Сергея Леонидовича так и подмывало дать ему оплеуху, но он укротил себя и спокойно сказал:
- Вот опять ведь пугаете, господин генерал-охранник? Ай-ай-ай, плохо, значит, ваше дело. Кто пугает - тот сам боится. Только… разве можно испугать русский рабочий класс - нас, большевиков?.. А ведь лжете вы, лжете нагло насчет Громова! - вырвалось вдруг. - Он на свободе… теперь я знаю!..
Он встал с кресла.
- Зовите конвоиров, мне уж пора домой… в предварилку. Выслушайте, что вам я скажу. Россия уже держит в руках красное знамя революции! Понятно вам? Не флажок уж теперь, а большое, отовсюду видное знамя! А впрочем, о чем же мне с вами разговаривать? Ей-ей, не о чем! - махнул рукой Ваулин и отошел к окну, покуда генерал-майор Глобусов вызывал звонком своего долгоухого секретаря.
Этот разговор происходил всего лишь десять дней назад, и, сказать по совести, Сергей Леонидович мог ждать тогда плохого конца и для самого себя и для своих товарищей по организации. Но жизнь за стенами тюрьмы шла стремительней, чем здесь о ней думалось.
Известие о забастовке в городе, о том, что конвоиры вчера почему-то струсили, хмурый и рассеянный вид надзирателей, редко подходивших сегодня к «глазку», - все это служило новой, волнующей темой разговора до самого вечера, а ночью обоих заключенных одолела бессонница, от которой трудно уже было избавиться.
Раннее темное утро 27-го числа встретили с воспаленными, красными глазами. Жесткие, колючие брови Токарева, казалось, еще больше выросли: так осунулось и похудело за эту ночь его небритое лицо.

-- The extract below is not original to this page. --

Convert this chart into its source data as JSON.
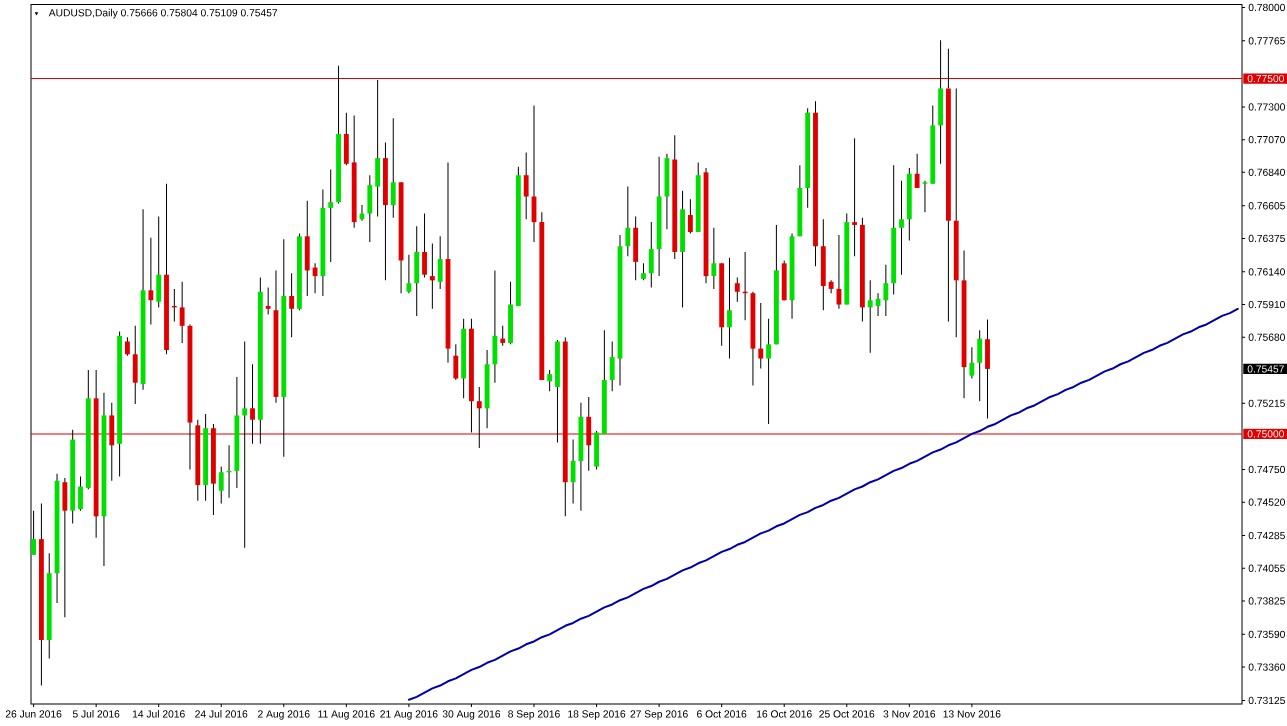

- Бастуют… это хорошо. Когда началось это только и как пойдет? - возобновил Ваулин вчерашний разговор. - Я всю ночь думал о том… понимаете?
- Солдат бы втянуть в это дело… я тоже всю ночь соображал про то, - отвечал Токарев, делая по камере привычных десять шагов. - Планы строил: как и что.

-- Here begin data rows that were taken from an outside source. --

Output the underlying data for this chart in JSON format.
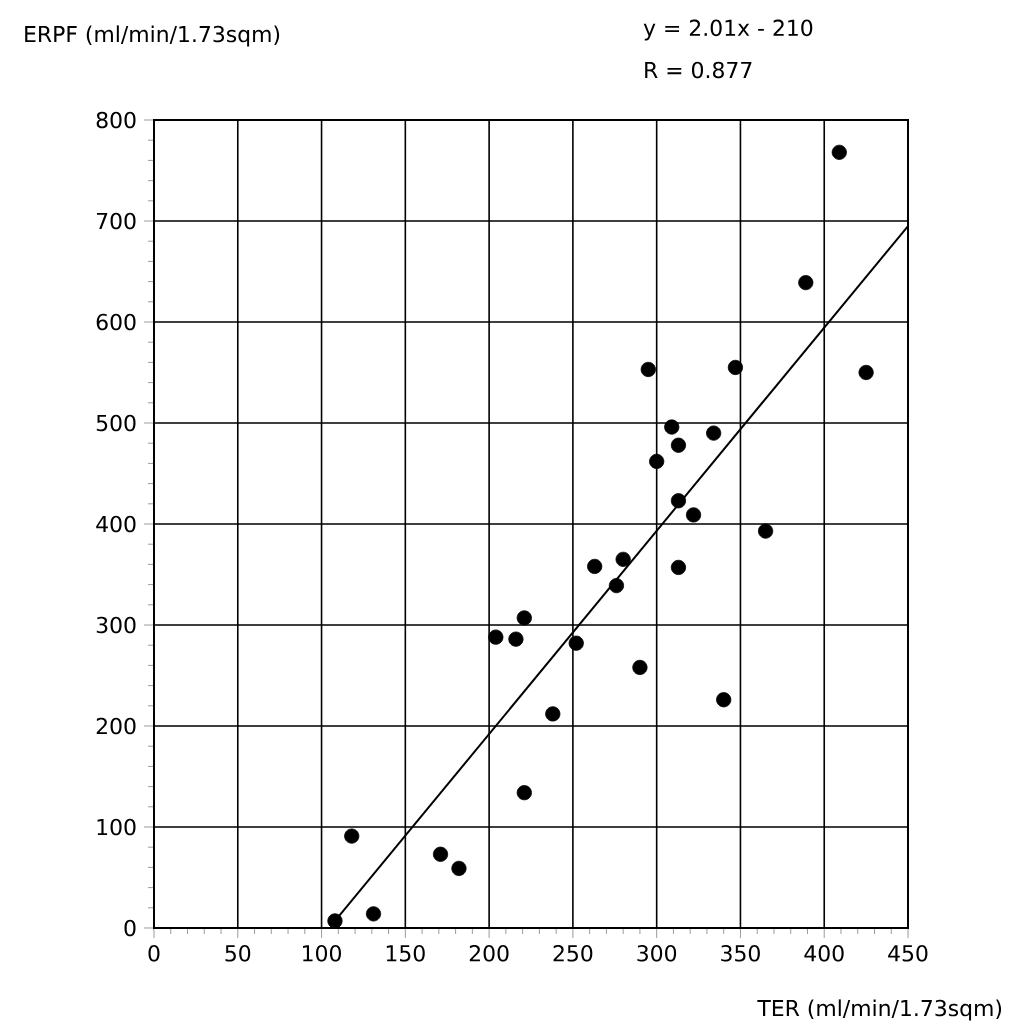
{
  "chart_data": {
    "type": "scatter",
    "xlabel": "TER (ml/min/1.73sqm)",
    "ylabel": "ERPF (ml/min/1.73sqm)",
    "annotations": [
      "y = 2.01x - 210",
      "R = 0.877"
    ],
    "xlim": [
      0,
      450
    ],
    "xticks": [
      0,
      50,
      100,
      150,
      200,
      250,
      300,
      350,
      400,
      450
    ],
    "ylim": [
      0,
      800
    ],
    "yticks": [
      0,
      100,
      200,
      300,
      400,
      500,
      600,
      700,
      800
    ],
    "grid": true,
    "series": [
      {
        "marker": "circle",
        "color": "#000000",
        "x": [
          108,
          118,
          131,
          171,
          182,
          204,
          216,
          221,
          221,
          238,
          409,
          389,
          425,
          295,
          347,
          309,
          313,
          334,
          300,
          313,
          322,
          365,
          263,
          280,
          276,
          313,
          252,
          290,
          340
        ],
        "values": [
          7,
          91,
          14,
          73,
          59,
          288,
          286,
          307,
          134,
          212,
          768,
          639,
          550,
          553,
          555,
          496,
          478,
          490,
          462,
          423,
          409,
          393,
          358,
          365,
          339,
          357,
          282,
          258,
          226
        ]
      },
      {
        "type": "line",
        "color": "#000000",
        "line_style": "solid",
        "x": [
          110,
          450
        ],
        "values": [
          11,
          695
        ]
      }
    ]
  }
}
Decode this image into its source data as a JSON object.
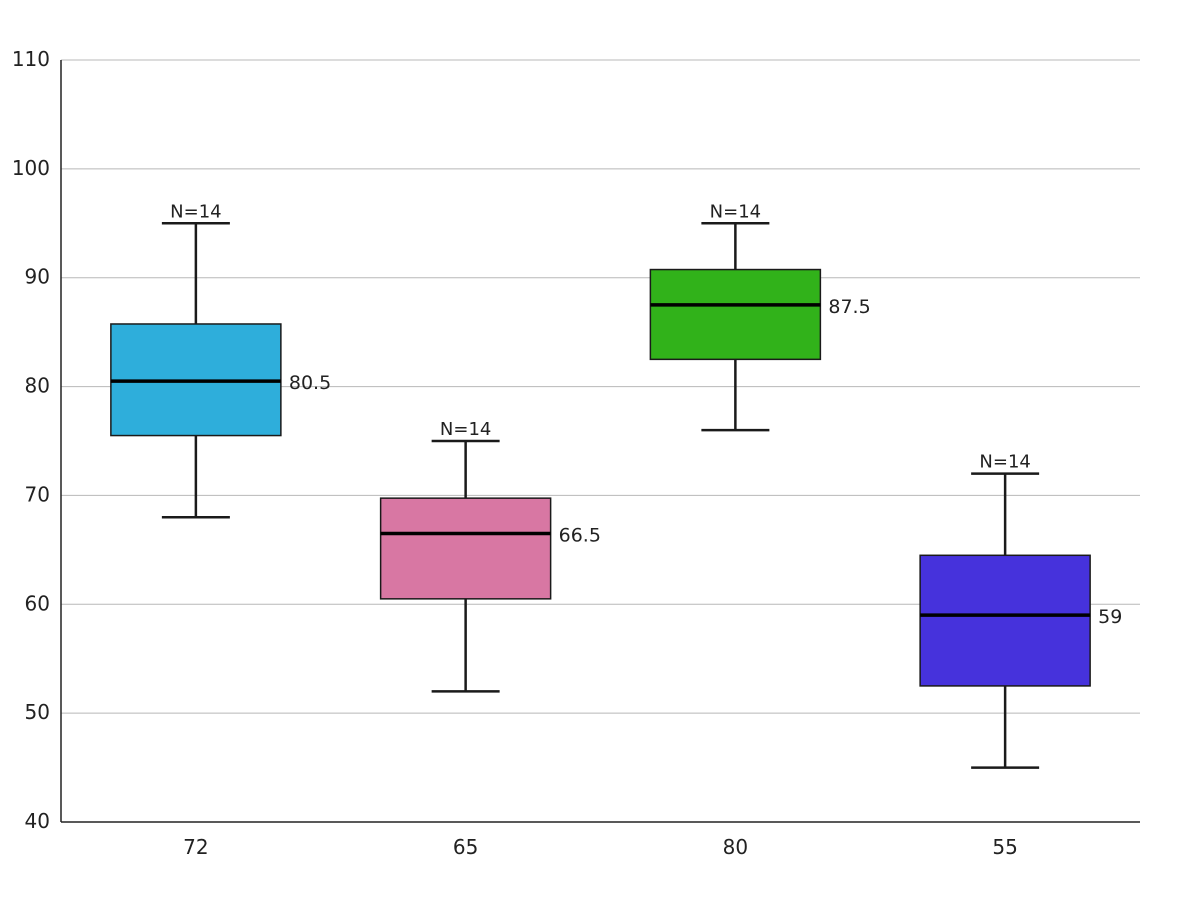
{
  "chart_data": {
    "type": "box",
    "title": "",
    "xlabel": "",
    "ylabel": "",
    "ylim": [
      40,
      110
    ],
    "yticks": [
      "40",
      "50",
      "60",
      "70",
      "80",
      "90",
      "100",
      "110"
    ],
    "grid": true,
    "categories": [
      "72",
      "65",
      "80",
      "55"
    ],
    "boxes": [
      {
        "category": "72",
        "whisker_low": 68,
        "q1": 75.5,
        "median": 80.5,
        "q3": 85.75,
        "whisker_high": 95,
        "median_label": "80.5",
        "n_label": "N=14",
        "color": "#2eaedb"
      },
      {
        "category": "65",
        "whisker_low": 52,
        "q1": 60.5,
        "median": 66.5,
        "q3": 69.75,
        "whisker_high": 75,
        "median_label": "66.5",
        "n_label": "N=14",
        "color": "#d877a3"
      },
      {
        "category": "80",
        "whisker_low": 76,
        "q1": 82.5,
        "median": 87.5,
        "q3": 90.75,
        "whisker_high": 95,
        "median_label": "87.5",
        "n_label": "N=14",
        "color": "#31b21a"
      },
      {
        "category": "55",
        "whisker_low": 45,
        "q1": 52.5,
        "median": 59,
        "q3": 64.5,
        "whisker_high": 72,
        "median_label": "59",
        "n_label": "N=14",
        "color": "#4632dc"
      }
    ]
  }
}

- Я тоже, - сознался Сергей Леонидович. - В уме листовок двадцать написал! - улыбнулся он. - Размечтался, понимаете.
- Постучать бы в первый, - а? - сказал Токарев. - Попробовать?
Но по трубе из первого этажа сообщили мало утешительного: только что бендеровского соседа увели в суд, - надежды на беспорядки в городе, надежды, которыми жили весь вчерашний день, не оправдались.
Потекли медлительно тюремные часы. Щелканье открываемых дверных форточек по всему коридору, - принесли, наконец, обед. Хлеба нищенски мало.
Прошел еще час И вдруг…
Вдруг с улицы, как будто прободав толстые тюремные стены, вдавливаясь в окна, донесся неясный гул и крики.